Australia is set to double the maximum penalty for social media platforms that violate its controversial ban on under-16s using certain services, a move that has drawn explicit backing from the UK government. The escalation reflects a growing international appetite for aggressive tech regulation, but raises fundamental questions about enforcement, privacy, and the unintended consequences of legislative armoury.
Under proposed amendments to Australia's Online Safety Act, the maximum fine for failing to comply with the age-restriction ban would rise from 50 million Australian dollars to 100 million. The ban, introduced late last year, prohibits children under 16 from accessing platforms including TikTok, Instagram, and Snapchat, and requires companies to take 'reasonable steps' to prevent access. Critics have pointed out that the law is vague on what constitutes reasonable, potentially pushing platforms towards invasive age-verification technologies such as biometric scanning or digital ID checks.

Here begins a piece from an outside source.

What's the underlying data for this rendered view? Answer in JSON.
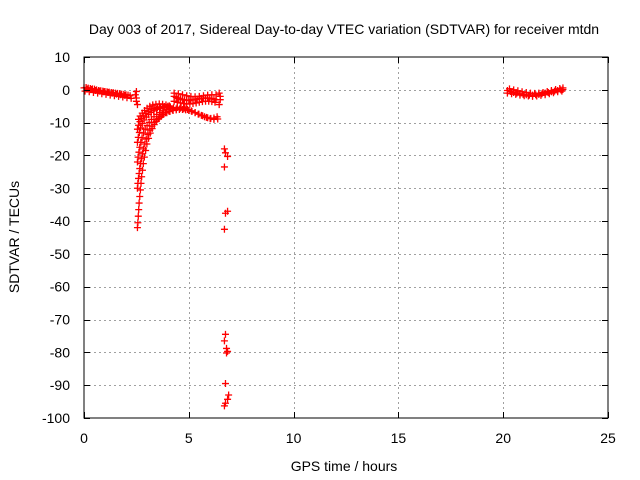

The UK government has expressed strong support for Australia's approach. A spokesperson for the Department for Science, Innovation and Technology said: 'We welcome Australia's leadership in holding social media companies accountable. The UK's own Online Safety Act provides robust tools to protect children, and we are always learning from international partners.' That endorsement signals a possible hardening of the UK's stance as it begins to enforce its own regime, which includes a new duty of care for platforms and the threat of significant fines.
From a purely regulatory perspective, this feels like a natural escalation. The initial penalties were designed to be eye-watering, but if companies treat them as a cost of doing business, the logic goes that you need to raise the stakes. However, I worry we are sleepwalking into a technological panopticon. The requirement to 'reasonably' prevent access sounds benign, but in practice it forces platforms to either guess ages based on dubious behavioural analysis or demand government-issued identification. Neither is good for privacy. We may end up with a system where a child's online activities are tracked from birth, creating a permanent surveillance scaffold that follows them into adulthood.
There is also the question of effectiveness. Younger users are adept at circumventing restrictions, often with the help of older siblings or by using emulators and VPNs. A year on from Australia's initial ban, early data suggests that while platform sign-ups by under-16s have dropped, many children are simply migrating to less regulated platforms or accessing services through accounts registered to parents. The penalty increase may make for a powerful headline, but without a clear enforcement mechanism it risks being performative.
What is more interesting is the geopolitical signalling. The UK's vocal support aligns with a broader trend of Western democracies adopting similar stances. France and Germany have introduced their own age-verification requirements, and the European Union's Digital Services Act includes obligations to assess systemic risks to minors. These efforts are often described in the language of child protection, but they also represent a struggle for digital sovereignty. Governments are tired of having their social policies dictated by Silicon Valley's product decisions.
We must also consider the user experience of society. The Australia model creates a two-tier internet: one for adults and one for children, with the dividing line drawn at 16. Yet adolescence is a spectrum, not a binary switch. A 15-year-old is not the same as a 5-year-old, yet both are subject to the same blanket ban. This infantilises teenagers and ignores the rich educational and social benefits of online communities for young people. The risk is that in our haste to protect, we design a system that is more restrictive than it needs to be.
Looking ahead, the doubling of penalties in Australia is likely to be the first of many such ratchets. As failing to comply becomes prohibitively expensive, platforms will face intense pressure to deploy age-verification tools that are cheap and scalable, even if they are invasive. The UK's endorsement suggests it may follow suit with its own penalty hikes. But there is another path: instead of focusing on bans, regulators could mandate transparency in algorithmic recommendations, require safety-by-design in product development, and invest in digital literacy. That would be harder to measure, but perhaps more effective in the long run.
For now, the message is clear: governments are done with self-regulation. But the code they are writing comes with its own bugs, and we will all have to live with them.